A study was conducted on individuals to assess the effects of exposure to room light or dim light during the 8 hours leading up to bedtime. The results of this study suggest that prolonged exposure to electrical lighting in the evening can suppress melatonin levels and shorten the body's perception of night. This disruption of melatonin signaling can have potential consequences for sleep, thermoregulation, blood pressure, and glucose regulation. PMID: 21193540
Follow these tips to keep your melatonin levels healthy and happy!
- Avoid screen time at least 1-2 hours before bedtime.
- At dusk, use blue light filter glasses when looking at a screen, such as using a cellphone, computer, or TV.
- Certain supplements can help but only after consulting with your doctor to know which one is right for you.
How does melatonin affect fertility? PMID: 25330986
Over the past several years, the detrimental consequences of oxidative stress on fertility have been extensively documented. Research findings demonstrate its deleterious effect on both the number and quality of oocytes and embryos retrieved in in-vitro fertilization (IVF). Melatonin, a hormone secreted by the pineal gland responsible for regulating circadian rhythms, has been shown to possess potent antioxidant properties. Studies have explored its potential contribution to gamete biology. Moreover, clinical studies have suggested that melatonin supplementation in conjunction with IVF could potentially facilitate higher pregnancy rates.

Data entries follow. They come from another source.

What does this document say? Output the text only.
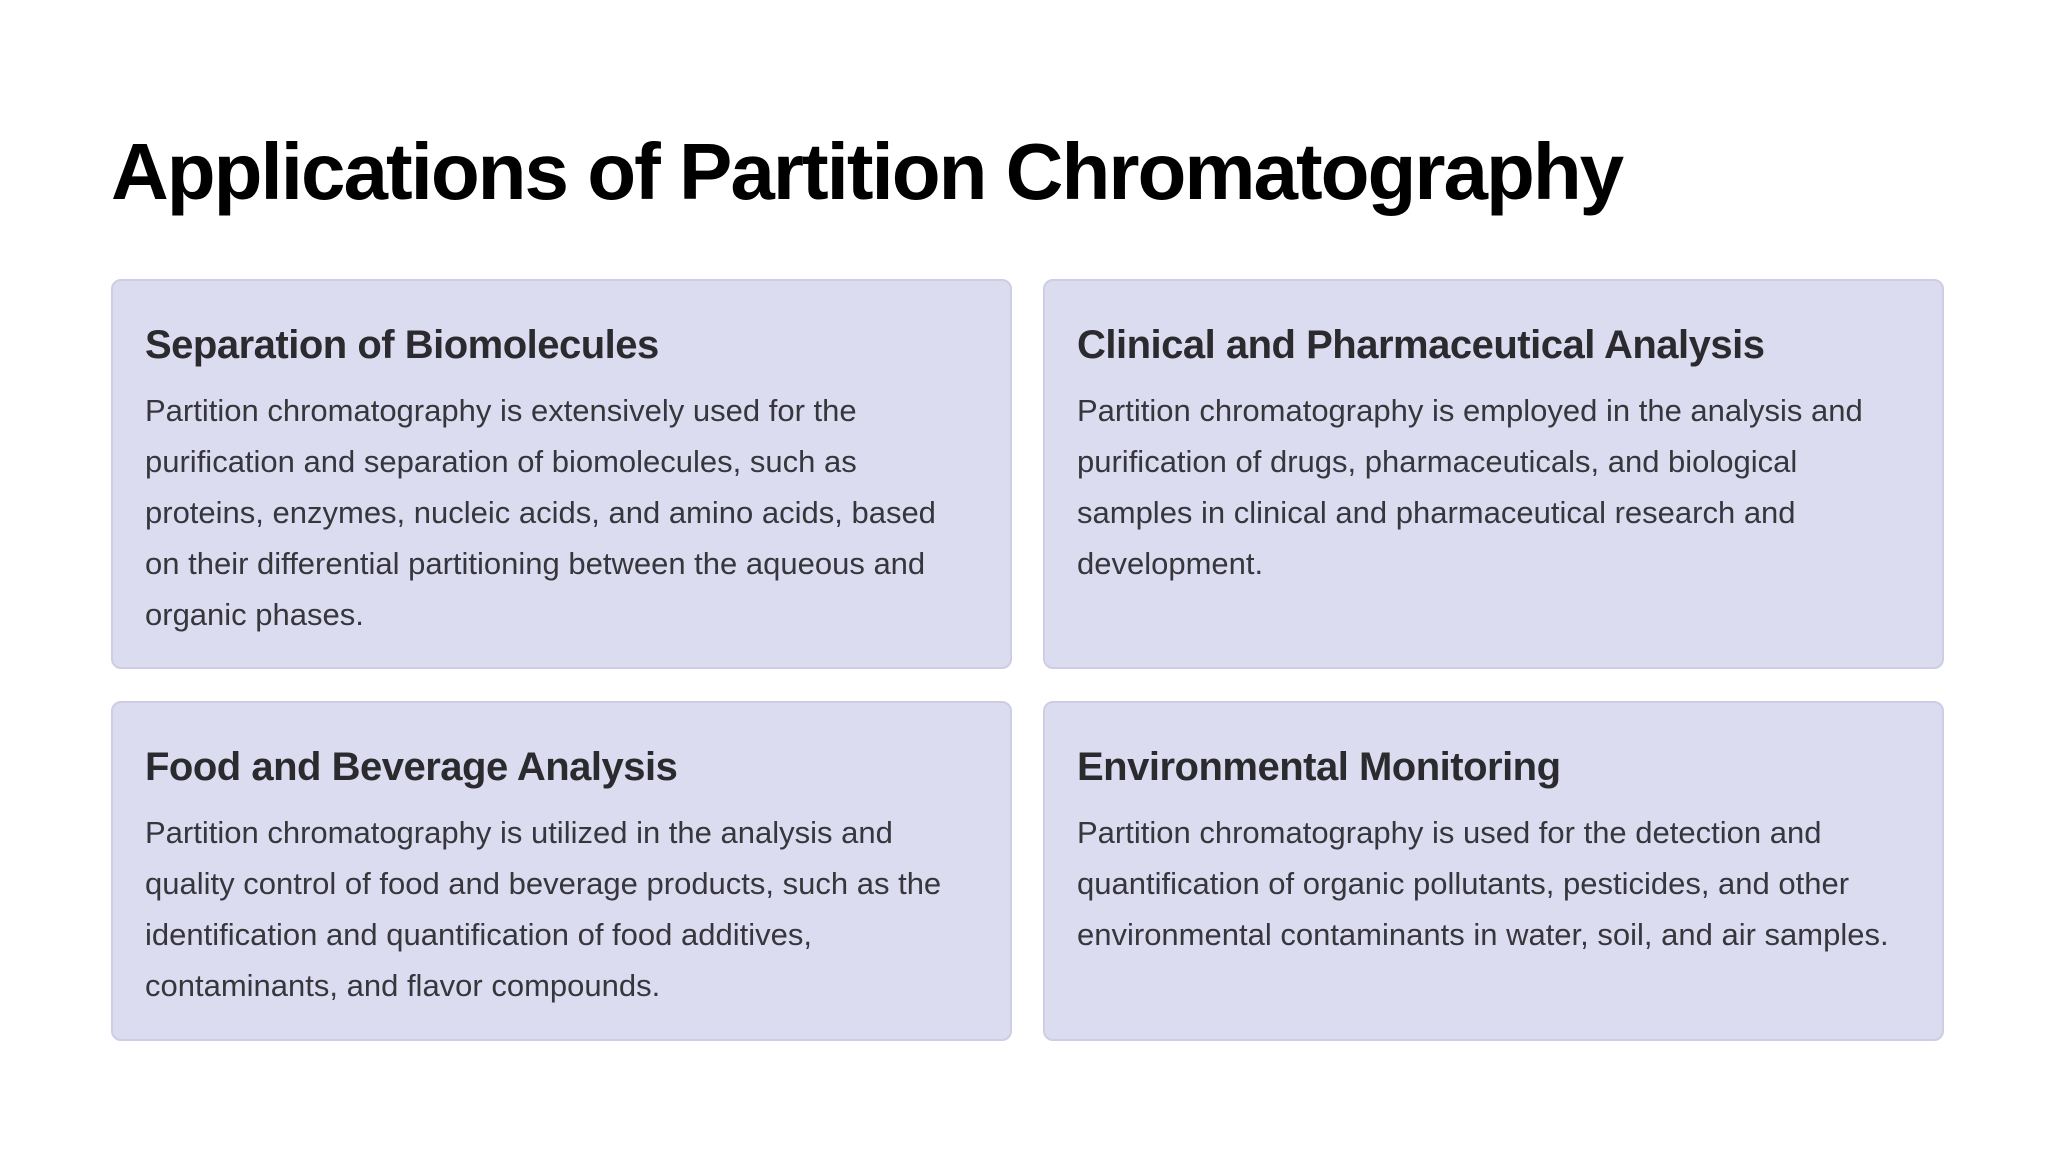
Applications of Partition Chromatography
Separation of Biomolecules

Partition chromatography is extensively used for the purification and separation of biomolecules, such as proteins, enzymes, nucleic acids, and amino acids, based on their differential partitioning between the aqueous and organic phases.

Clinical and Pharmaceutical Analysis

Partition chromatography is employed in the analysis and purification of drugs, pharmaceuticals, and biological samples in clinical and pharmaceutical research and development.

Food and Beverage Analysis

Partition chromatography is utilized in the analysis and quality control of food and beverage products, such as the identification and quantification of food additives, contaminants, and flavor compounds.

Environmental Monitoring

Partition chromatography is used for the detection and quantification of organic pollutants, pesticides, and other environmental contaminants in water, soil, and air samples.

Melatonin is an effective mitigator of mitochondrial DNA damage, likely as a result of an increase in electron transport efficiency within mitochondria, thus preventing the formation of ROS (reactive oxygen species). In some situations, melatonin may be even more effective at performing this function than specific mitochondrial antioxidants, and this particular characteristic may have relevance to its use in the treatment of infertility and the improvement of oocyte quality and maturity. A recent review demonstrated that melatonin administered orally has the potential to reduce intrafollicular oxidative damage and increase fertilization rates.
The effects of melatonin on sperm quality have been explored, with melatonin receptors being identified in spermatozoa. In accordance with Ortiz et al., the addition of melatonin to semen samples can increase the percentage of progressively motile spermatozoa, as well as the overall motility. Moreover, melatonin has been attributed to inhibiting apoptosis in spermatozoa, thus prolonging sperm survival. All these effects suggest that melatonin could potentially improve sperm quality and boost the chances of successful fertilization. But as a supplement also lowers testosterone, so it is not the route to go for men needing to improve testosterone.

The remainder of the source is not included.